Fast and furious fraud detection taps big data

Keeping on top of fraud in banking requires banks to be fast-acting, something that is made even more complicated in the world of big data.

Big data has a role in helping to detect fraud, but sifting through that data can also mean big waits — the last thing a customer wants when transactions are moving to real-time. So how do banks use big data while keeping it fast? According to Terracotta CTO Greg Luck, most of them do it by keeping the data in RAM, not disks.

According to Luck, the company's technology is behind the majority of payment transactions in the world, including Visa and PayPal, and just like big data booming in its own right , it's become increasingly necessary for financial institutions to preserve the "instant transaction" user experience, due to the tight response times needed.

"If you want to try and prevent fraud in real time, then the systems have to be fast enough that the computation can get done ... all within the [service level agreement] for processing a credit card," Luck said, referring to rules that banks check against, to determine if a transaction is legitimate.
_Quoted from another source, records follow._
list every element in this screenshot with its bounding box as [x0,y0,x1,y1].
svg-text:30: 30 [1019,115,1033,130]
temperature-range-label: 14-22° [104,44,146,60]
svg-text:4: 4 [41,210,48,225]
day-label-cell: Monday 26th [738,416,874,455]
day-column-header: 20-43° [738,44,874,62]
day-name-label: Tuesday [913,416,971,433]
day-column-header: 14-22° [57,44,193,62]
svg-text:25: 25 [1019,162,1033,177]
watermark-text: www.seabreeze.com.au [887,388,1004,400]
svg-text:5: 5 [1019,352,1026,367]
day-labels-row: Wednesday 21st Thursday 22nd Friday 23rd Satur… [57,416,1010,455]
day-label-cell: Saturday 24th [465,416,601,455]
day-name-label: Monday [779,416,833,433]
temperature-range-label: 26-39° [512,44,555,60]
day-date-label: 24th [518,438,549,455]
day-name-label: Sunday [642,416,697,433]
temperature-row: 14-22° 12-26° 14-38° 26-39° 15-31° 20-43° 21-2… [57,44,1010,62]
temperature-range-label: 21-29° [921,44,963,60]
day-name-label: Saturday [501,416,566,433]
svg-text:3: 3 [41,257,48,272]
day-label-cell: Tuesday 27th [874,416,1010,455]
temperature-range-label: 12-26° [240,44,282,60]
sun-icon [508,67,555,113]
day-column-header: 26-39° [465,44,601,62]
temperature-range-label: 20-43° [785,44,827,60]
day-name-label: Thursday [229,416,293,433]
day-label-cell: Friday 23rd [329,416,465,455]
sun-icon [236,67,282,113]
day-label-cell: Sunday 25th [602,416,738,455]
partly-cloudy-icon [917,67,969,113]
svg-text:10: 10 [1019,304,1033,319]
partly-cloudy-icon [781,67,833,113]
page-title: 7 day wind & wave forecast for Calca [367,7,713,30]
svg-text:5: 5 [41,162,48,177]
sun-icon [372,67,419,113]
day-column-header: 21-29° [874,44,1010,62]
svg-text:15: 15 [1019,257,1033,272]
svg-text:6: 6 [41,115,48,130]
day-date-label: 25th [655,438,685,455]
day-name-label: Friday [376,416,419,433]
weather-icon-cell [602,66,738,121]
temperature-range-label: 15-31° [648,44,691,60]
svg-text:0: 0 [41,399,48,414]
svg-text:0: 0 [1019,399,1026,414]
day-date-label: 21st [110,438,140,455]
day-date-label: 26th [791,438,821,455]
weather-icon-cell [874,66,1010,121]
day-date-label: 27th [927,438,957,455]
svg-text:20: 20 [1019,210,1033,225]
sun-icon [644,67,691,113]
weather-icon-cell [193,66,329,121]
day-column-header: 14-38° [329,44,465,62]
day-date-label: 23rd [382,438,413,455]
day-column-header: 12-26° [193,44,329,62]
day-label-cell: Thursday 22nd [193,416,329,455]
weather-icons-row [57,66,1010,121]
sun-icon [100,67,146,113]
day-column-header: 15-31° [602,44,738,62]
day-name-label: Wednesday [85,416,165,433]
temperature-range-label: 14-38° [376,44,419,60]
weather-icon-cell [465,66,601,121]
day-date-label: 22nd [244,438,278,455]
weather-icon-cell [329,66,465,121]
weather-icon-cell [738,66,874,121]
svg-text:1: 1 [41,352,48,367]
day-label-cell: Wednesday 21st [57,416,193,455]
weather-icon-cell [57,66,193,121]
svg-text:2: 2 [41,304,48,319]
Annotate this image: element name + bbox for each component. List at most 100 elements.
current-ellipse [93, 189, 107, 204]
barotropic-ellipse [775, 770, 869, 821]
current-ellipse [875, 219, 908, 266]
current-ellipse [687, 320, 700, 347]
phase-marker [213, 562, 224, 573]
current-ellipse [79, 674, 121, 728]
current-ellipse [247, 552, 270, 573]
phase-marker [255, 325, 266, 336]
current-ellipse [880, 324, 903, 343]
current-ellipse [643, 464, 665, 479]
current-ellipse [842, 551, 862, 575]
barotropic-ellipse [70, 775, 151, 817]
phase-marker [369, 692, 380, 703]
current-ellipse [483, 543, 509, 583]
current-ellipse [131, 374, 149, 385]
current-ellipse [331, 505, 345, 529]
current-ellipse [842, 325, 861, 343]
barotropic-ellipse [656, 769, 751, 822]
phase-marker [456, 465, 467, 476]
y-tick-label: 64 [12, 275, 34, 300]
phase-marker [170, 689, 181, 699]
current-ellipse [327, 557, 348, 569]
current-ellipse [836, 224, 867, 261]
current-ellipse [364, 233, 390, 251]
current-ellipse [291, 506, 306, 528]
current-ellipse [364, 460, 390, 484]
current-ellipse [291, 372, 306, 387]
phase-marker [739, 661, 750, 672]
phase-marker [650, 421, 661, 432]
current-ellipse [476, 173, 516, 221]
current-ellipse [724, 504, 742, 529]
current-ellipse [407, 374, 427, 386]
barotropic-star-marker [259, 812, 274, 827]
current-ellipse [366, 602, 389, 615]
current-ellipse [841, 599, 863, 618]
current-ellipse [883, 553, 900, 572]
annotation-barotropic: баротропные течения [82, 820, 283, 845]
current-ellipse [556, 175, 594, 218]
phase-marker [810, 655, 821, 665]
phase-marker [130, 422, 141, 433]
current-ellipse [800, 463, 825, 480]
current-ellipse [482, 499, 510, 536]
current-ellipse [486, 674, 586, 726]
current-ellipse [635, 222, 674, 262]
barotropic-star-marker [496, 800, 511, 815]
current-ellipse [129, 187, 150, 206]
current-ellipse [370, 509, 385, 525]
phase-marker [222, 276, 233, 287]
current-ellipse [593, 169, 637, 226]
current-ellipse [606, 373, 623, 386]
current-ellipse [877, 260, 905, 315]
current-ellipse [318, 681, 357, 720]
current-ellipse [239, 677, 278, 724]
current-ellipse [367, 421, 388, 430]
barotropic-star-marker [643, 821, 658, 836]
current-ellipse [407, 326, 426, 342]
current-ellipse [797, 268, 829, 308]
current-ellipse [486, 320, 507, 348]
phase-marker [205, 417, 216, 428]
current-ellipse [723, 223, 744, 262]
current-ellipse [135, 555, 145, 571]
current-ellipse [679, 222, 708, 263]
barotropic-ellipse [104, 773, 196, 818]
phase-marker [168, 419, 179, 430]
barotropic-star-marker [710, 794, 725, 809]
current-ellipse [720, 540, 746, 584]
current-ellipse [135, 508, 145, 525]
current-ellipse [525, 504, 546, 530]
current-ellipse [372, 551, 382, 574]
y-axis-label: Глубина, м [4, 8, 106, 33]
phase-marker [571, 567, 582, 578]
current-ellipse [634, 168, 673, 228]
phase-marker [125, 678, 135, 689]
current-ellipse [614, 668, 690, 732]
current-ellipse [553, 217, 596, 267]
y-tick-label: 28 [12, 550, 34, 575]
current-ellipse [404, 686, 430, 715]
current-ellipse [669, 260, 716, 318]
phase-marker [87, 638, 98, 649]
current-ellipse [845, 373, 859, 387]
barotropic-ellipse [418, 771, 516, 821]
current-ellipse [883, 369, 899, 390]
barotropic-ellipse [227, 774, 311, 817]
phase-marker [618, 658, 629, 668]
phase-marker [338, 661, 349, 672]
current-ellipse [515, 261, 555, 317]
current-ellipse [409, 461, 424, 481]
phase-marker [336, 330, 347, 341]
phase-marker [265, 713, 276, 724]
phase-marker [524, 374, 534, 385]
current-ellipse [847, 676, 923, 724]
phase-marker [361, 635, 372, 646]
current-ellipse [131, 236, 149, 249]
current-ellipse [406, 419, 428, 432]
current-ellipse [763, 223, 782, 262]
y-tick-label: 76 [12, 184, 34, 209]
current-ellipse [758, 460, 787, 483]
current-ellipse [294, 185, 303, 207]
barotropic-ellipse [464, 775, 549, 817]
In a traditional SQL database, getting the data for these rules could involve any number of complex SQL statements chained together, which slows down processing time. According to Luck, the first step in eliminating this slow-down is to use a key-value store.

"A database is ... slow sometimes because you can create infinitely complex queries that can take a long time to execute," he said.

"For a key-value store, to basically look up a key on the server is just a hash, so it's nanoseconds."

Luck said that the execution of rules and code by the CPU is already fast enough, and that the bottleneck is typically due to delays introduced by having to wait for hard drives to physically spin up as they sought information. This delay eats into the number of data accesses that can be achieved within response-times, effectively cutting into what transactions can be checked against. This, in turn, results in a higher cost for financial services firms, as it can't capture as many fraudulent transactions.

However, by moving the data away from traditional disks and into RAM, Luck said that the number of data accesses could be increased between one and three orders of magnitude.

"If you can drop that down from days, to hours, to minutes, to seconds ... you can detect and cut [fraudulent transactions] off within seconds, once the pattern is established. That's a very large saving."

Luck said that for a traditional relational database, the best case scenario might be 10 milliseconds to access data, but by placing it in RAM, he said that it was typical to see 0.25ms to 0.5ms access times.